Here your support argument is that you were forced into committing the crime because of being threatened with unlawful force. A mere threat of illegal force is sufficient to satisfy the coercion defense.

  • Renunciation

This form of defense states that you abandoned and withdrew your involvement in a crime or being an accomplice to a crime. Technically it is another form of an affirmative defense. For this strategy to be valid, you must have notified the police in advance or your action before withdrawing from the crime must not have in any way contributed to the crime. 

  • Consent

Here there is an acknowledgement that the defendant did commit some degree of action but also stated that the act was consented to by the victim. A consent to bodily harm is one example of this defense strategy. 

  • Self-defense

The attorney in this strategy states that one’s actions may be considered criminal but were necessary to defend oneself.

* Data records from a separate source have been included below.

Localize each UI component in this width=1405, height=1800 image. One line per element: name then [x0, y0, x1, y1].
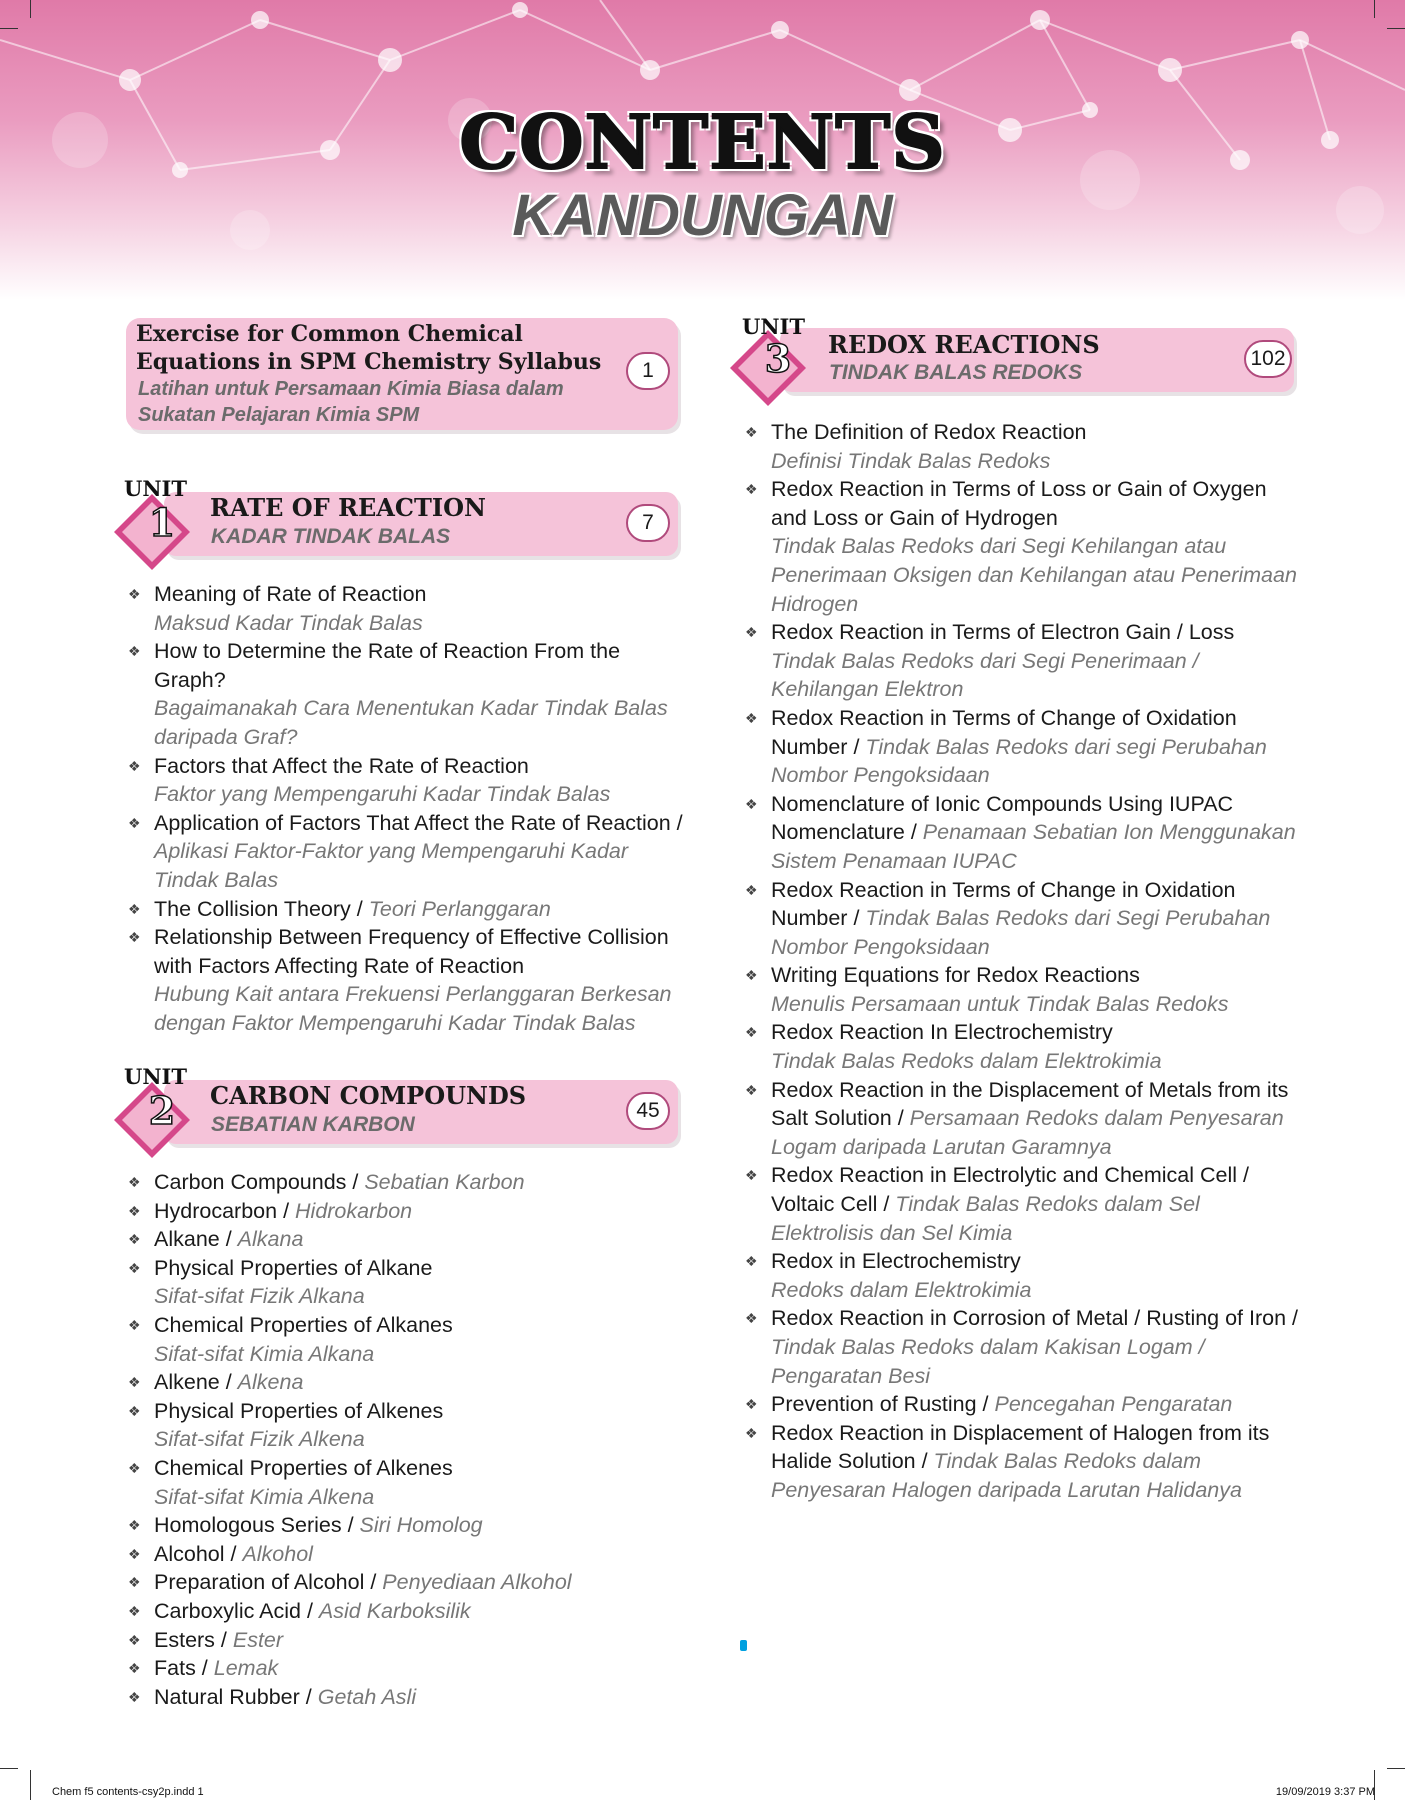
topic-title: Meaning of Rate of Reaction: [154, 582, 427, 606]
bullet-icon: ❖: [745, 1310, 758, 1327]
topic-title: How to Determine the Rate of Reaction From the Graph?: [154, 639, 621, 692]
bullet-icon: ❖: [128, 1202, 141, 1219]
topic-translation: Tindak Balas Redoks dari Segi Perubahan Nombor Pengoksidaan: [771, 906, 1271, 959]
topic-translation: Alkohol: [242, 1541, 313, 1566]
topic-translation: Siri Homolog: [359, 1513, 483, 1538]
topic-title: Redox Reaction in the Displacement of Metals from its Salt Solution: [771, 1077, 1289, 1131]
page-number-badge: 1: [626, 352, 670, 390]
bullet-icon: ❖: [745, 624, 758, 641]
bullet-icon: ❖: [128, 1688, 141, 1705]
crop-mark: [1374, 0, 1375, 18]
unit-3-topic-list: [745, 418, 1305, 1505]
separator: /: [1286, 1306, 1299, 1331]
topic-translation: Pencegahan Pengaratan: [994, 1392, 1233, 1417]
bullet-icon: ❖: [745, 795, 758, 812]
topic-item[interactable]: [128, 1197, 688, 1226]
bullet-icon: ❖: [745, 709, 758, 726]
topic-translation: Redoks dalam Elektrokimia: [771, 1277, 1032, 1302]
topic-translation: Penamaan Sebatian Ion Menggunakan Sistem Penamaan IUPAC: [771, 820, 1296, 873]
page-number-badge: 7: [626, 504, 670, 542]
unit-label: UNIT: [742, 314, 805, 339]
topic-title: Alkane: [154, 1227, 220, 1252]
crop-mark: [1387, 28, 1405, 29]
unit-number: 2: [148, 1088, 176, 1133]
bullet-icon: ❖: [128, 1517, 141, 1534]
topic-title: Redox Reaction in Displacement of Halogen from its Halide Solution: [771, 1420, 1270, 1474]
topic-item[interactable]: [128, 923, 688, 1037]
unit-1-topic-list: [128, 580, 688, 1038]
bullet-icon: ❖: [745, 1396, 758, 1413]
topic-item[interactable]: [745, 1419, 1305, 1505]
topic-item[interactable]: [128, 1654, 688, 1683]
topic-item[interactable]: [745, 418, 1305, 475]
topic-title: Chemical Properties of Alkenes: [154, 1455, 453, 1480]
topic-title: Carboxylic Acid: [154, 1598, 301, 1623]
bullet-icon: ❖: [128, 814, 141, 831]
page-number-badge: 45: [626, 1092, 670, 1130]
topic-title: Redox Reaction in Terms of Change in Oxidation Number: [771, 877, 1236, 931]
separator: /: [219, 1227, 238, 1252]
unit-number: 3: [764, 336, 792, 381]
topic-title: Alkene: [154, 1370, 220, 1395]
separator: /: [341, 1513, 360, 1538]
unit-subtitle: SEBATIAN KARBON: [211, 1113, 415, 1136]
exercise-title: Exercise for Common Chemical Equations in SPM Chemistry Syllabus: [136, 321, 602, 375]
topic-title: Physical Properties of Alkane: [154, 1255, 433, 1280]
bullet-icon: ❖: [128, 1602, 141, 1619]
topic-translation: Sifat-sifat Kimia Alkana: [154, 1341, 375, 1366]
topic-translation: Tindak Balas Redoks dari Segi Penerimaan / Kehilangan Elektron: [771, 648, 1199, 702]
bullet-icon: ❖: [128, 1316, 141, 1333]
topic-title: Factors that Affect the Rate of Reaction: [154, 753, 529, 778]
topic-translation: Getah Asli: [317, 1684, 417, 1709]
page-subtitle: KANDUNGAN: [512, 183, 893, 248]
topic-title: Redox Reaction in Electrolytic and Chemical Cell / Voltaic Cell: [771, 1163, 1249, 1217]
topic-title: Nomenclature of Ionic Compounds Using IUPAC Nomenclature: [771, 791, 1234, 845]
topic-translation: Faktor yang Mempengaruhi Kadar Tindak Balas: [154, 782, 611, 807]
topic-translation: Tindak Balas Redoks dalam Sel Elektrolisis dan Sel Kimia: [771, 1192, 1200, 1245]
topic-title: Natural Rubber: [154, 1684, 300, 1709]
unit-label: UNIT: [124, 476, 187, 501]
topic-translation: Tindak Balas Redoks dalam Penyesaran Halogen daripada Larutan Halidanya: [771, 1449, 1242, 1502]
topic-title: Homologous Series: [154, 1513, 342, 1538]
unit-2-header[interactable]: [112, 1064, 682, 1164]
topic-item[interactable]: [128, 1168, 688, 1197]
topic-translation: Alkana: [237, 1227, 304, 1252]
page-number-badge: 102: [1244, 340, 1292, 378]
topic-item[interactable]: [745, 704, 1305, 790]
topic-translation: Penyediaan Alkohol: [382, 1570, 572, 1595]
crop-mark: [1387, 1768, 1405, 1769]
topic-item[interactable]: [745, 1076, 1305, 1162]
topic-item[interactable]: [128, 637, 688, 751]
unit-title: CARBON COMPOUNDS: [210, 1081, 527, 1110]
topic-title: Physical Properties of Alkenes: [154, 1398, 444, 1423]
bullet-icon: ❖: [128, 1402, 141, 1419]
topic-item[interactable]: [128, 809, 688, 895]
crop-mark: [0, 28, 18, 29]
topic-translation: Alkena: [237, 1370, 304, 1395]
bullet-icon: ❖: [128, 1174, 141, 1190]
topic-translation: Teori Perlanggaran: [368, 896, 551, 921]
bullet-icon: ❖: [745, 1253, 758, 1270]
topic-item[interactable]: [745, 961, 1305, 1018]
topic-item[interactable]: [128, 1454, 688, 1511]
footer-file-name: Chem f5 contents-csy2p.indd 1: [52, 1786, 204, 1798]
topic-title: Redox Reaction In Electrochemistry: [771, 1020, 1113, 1045]
crop-mark: [0, 1768, 18, 1769]
separator: /: [277, 1198, 296, 1223]
bullet-icon: ❖: [745, 481, 758, 498]
topic-translation: Sebatian Karbon: [364, 1170, 525, 1194]
topic-item[interactable]: [128, 580, 688, 637]
separator: /: [877, 1192, 896, 1217]
topic-translation: Asid Karboksilik: [318, 1598, 471, 1623]
bullet-icon: ❖: [128, 1631, 141, 1648]
separator: /: [224, 1541, 243, 1566]
bullet-icon: ❖: [745, 1081, 758, 1098]
separator: /: [219, 1370, 238, 1395]
topic-item[interactable]: [128, 1568, 688, 1597]
topic-item[interactable]: [128, 1626, 688, 1655]
bullet-icon: ❖: [745, 881, 758, 898]
registration-mark: [740, 1640, 747, 1651]
topic-title: Prevention of Rusting: [771, 1392, 977, 1417]
topic-item[interactable]: [128, 1683, 688, 1712]
bullet-icon: ❖: [128, 1374, 141, 1391]
bullet-icon: ❖: [745, 1424, 758, 1441]
topic-item[interactable]: [745, 475, 1305, 618]
bullet-icon: ❖: [128, 1660, 141, 1677]
topic-title: Esters: [154, 1627, 215, 1652]
exercise-subtitle: Latihan untuk Persamaan Kimia Biasa dalam Sukatan Pelajaran Kimia SPM: [138, 378, 564, 426]
topic-translation: Aplikasi Faktor-Faktor yang Mempengaruhi Kadar Tindak Balas: [154, 839, 629, 892]
topic-title: Redox Reaction in Terms of Loss or Gain of Oxygen and Loss or Gain of Hydrogen: [771, 477, 1267, 530]
separator: /: [915, 1449, 934, 1474]
topic-item[interactable]: [745, 1304, 1305, 1390]
separator: /: [300, 1598, 319, 1623]
topic-item[interactable]: [745, 618, 1305, 704]
bullet-icon: ❖: [745, 1024, 758, 1041]
topic-title: Redox Reaction in Terms of Change of Oxidation Number: [771, 705, 1237, 759]
topic-translation: Tindak Balas Redoks dari Segi Kehilangan atau Penerimaan Oksigen dan Kehilangan atau Penerimaan Hidrogen: [771, 534, 1297, 616]
exercise-section[interactable]: [126, 318, 678, 430]
page-title: CONTENTS: [459, 100, 946, 186]
topic-title: The Definition of Redox Reaction: [771, 420, 1087, 444]
topic-item[interactable]: [128, 1225, 688, 1254]
topic-item[interactable]: [745, 1247, 1305, 1304]
separator: /: [976, 1392, 995, 1417]
topic-item[interactable]: [745, 1161, 1305, 1247]
topic-translation: Lemak: [213, 1656, 279, 1681]
bullet-icon: ❖: [128, 1231, 141, 1248]
topic-translation: Sifat-sifat Fizik Alkena: [154, 1427, 365, 1452]
bullet-icon: ❖: [745, 1167, 758, 1184]
bullet-icon: ❖: [745, 424, 758, 440]
unit-number: 1: [148, 500, 176, 545]
topic-item[interactable]: [128, 895, 688, 924]
topic-title: Hydrocarbon: [154, 1198, 278, 1223]
footer-timestamp: 19/09/2019 3:37 PM: [1275, 1786, 1375, 1798]
topic-translation: Hidrokarbon: [295, 1198, 413, 1223]
topic-item[interactable]: [128, 1597, 688, 1626]
topic-translation: Tindak Balas Redoks dalam Kakisan Logam / Pengaratan Besi: [771, 1335, 1205, 1388]
unit-3-header[interactable]: [728, 314, 1298, 414]
unit-label: UNIT: [124, 1064, 187, 1089]
topic-item[interactable]: [128, 1368, 688, 1397]
topic-title: Carbon Compounds: [154, 1170, 347, 1194]
topic-title: Application of Factors That Affect the Rate of Reaction: [154, 810, 671, 835]
topic-item[interactable]: [745, 876, 1305, 962]
separator: /: [904, 820, 923, 845]
bullet-icon: ❖: [128, 929, 141, 946]
topic-title: Redox Reaction in Corrosion of Metal / Rusting of Iron: [771, 1306, 1287, 1331]
bullet-icon: ❖: [128, 757, 141, 774]
separator: /: [214, 1627, 233, 1652]
unit-subtitle: KADAR TINDAK BALAS: [211, 525, 451, 548]
topic-item[interactable]: [128, 1540, 688, 1569]
separator: /: [195, 1656, 214, 1681]
topic-title: Redox Reaction in Terms of Electron Gain / Loss: [771, 620, 1235, 645]
bullet-icon: ❖: [128, 900, 141, 917]
topic-item[interactable]: [745, 1390, 1305, 1419]
topic-title: Preparation of Alcohol: [154, 1570, 365, 1595]
topic-item[interactable]: [128, 1397, 688, 1454]
unit-title: RATE OF REACTION: [210, 493, 486, 522]
separator: /: [299, 1684, 318, 1709]
topic-item[interactable]: [745, 790, 1305, 876]
topic-translation: Maksud Kadar Tindak Balas: [154, 610, 423, 635]
topic-title: Alcohol: [154, 1541, 225, 1566]
topic-translation: Ester: [232, 1627, 284, 1652]
topic-translation: Sifat-sifat Fizik Alkana: [154, 1284, 365, 1309]
topic-title: The Collision Theory: [154, 896, 351, 921]
topic-translation: Tindak Balas Redoks dari segi Perubahan Nombor Pengoksidaan: [771, 734, 1267, 788]
separator: /: [891, 1106, 910, 1131]
separator: /: [670, 810, 683, 835]
topic-item[interactable]: [128, 1511, 688, 1540]
separator: /: [364, 1570, 383, 1595]
topic-item[interactable]: [745, 1018, 1305, 1075]
bullet-icon: ❖: [128, 1259, 141, 1276]
topic-translation: Hubung Kait antara Frekuensi Perlanggaran Berkesan dengan Faktor Mempengaruhi Kadar Tindak Balas: [154, 982, 672, 1035]
separator: /: [847, 906, 866, 931]
bullet-icon: ❖: [128, 1545, 141, 1562]
topic-translation: Sifat-sifat Kimia Alkena: [154, 1484, 375, 1509]
topic-translation: Tindak Balas Redoks dalam Elektrokimia: [771, 1049, 1162, 1074]
header-banner: [0, 0, 1405, 300]
topic-title: Chemical Properties of Alkanes: [154, 1312, 453, 1337]
bullet-icon: ❖: [745, 967, 758, 984]
topic-translation: Bagaimanakah Cara Menentukan Kadar Tindak Balas daripada Graf?: [154, 696, 668, 749]
topic-title: Fats: [154, 1656, 196, 1681]
unit-title: REDOX REACTIONS: [828, 330, 1100, 359]
topic-title: Redox in Electrochemistry: [771, 1249, 1021, 1274]
topic-title: Relationship Between Frequency of Effective Collision with Factors Affecting Rate of Reaction: [154, 925, 669, 978]
topic-title: Writing Equations for Redox Reactions: [771, 963, 1140, 988]
topic-item[interactable]: [128, 1311, 688, 1368]
bullet-icon: ❖: [128, 1574, 141, 1591]
unit-2-topic-list: [128, 1168, 688, 1711]
separator: /: [350, 896, 369, 921]
bullet-icon: ❖: [128, 643, 141, 660]
topic-item[interactable]: [128, 1254, 688, 1311]
crop-mark: [30, 1770, 31, 1800]
topic-translation: Menulis Persamaan untuk Tindak Balas Redoks: [771, 991, 1229, 1016]
bullet-icon: ❖: [128, 1459, 141, 1476]
topic-translation: Definisi Tindak Balas Redoks: [771, 448, 1051, 473]
unit-1-header[interactable]: [112, 476, 682, 576]
unit-subtitle: TINDAK BALAS REDOKS: [829, 361, 1083, 384]
topic-translation: Persamaan Redoks dalam Penyesaran Logam daripada Larutan Garamnya: [771, 1106, 1284, 1159]
separator: /: [847, 734, 866, 759]
separator: /: [346, 1170, 365, 1194]
bullet-icon: ❖: [128, 586, 141, 602]
crop-mark: [30, 0, 31, 18]
topic-item[interactable]: [128, 752, 688, 809]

If the evidence is sufficient and worthy, then this strategy works well in the courtroom. 

  • Intoxication

With this argument, you may not be cleared of your crime, but it does negate an element of a crime and nevertheless works in your favour. It applies to minimal circumstances and depends on whether the intoxication was voluntary or involuntary. 

  • Statute of limitations

Here the defense states that the amount of time the prosecution took to collect the pieces of evidence and bring the charges against a defendant has passed and therefore, the charges must be dropped.

The defense strategy that you and your lawyer decide to adopt depends on the crime and the evidence that is at your disposal.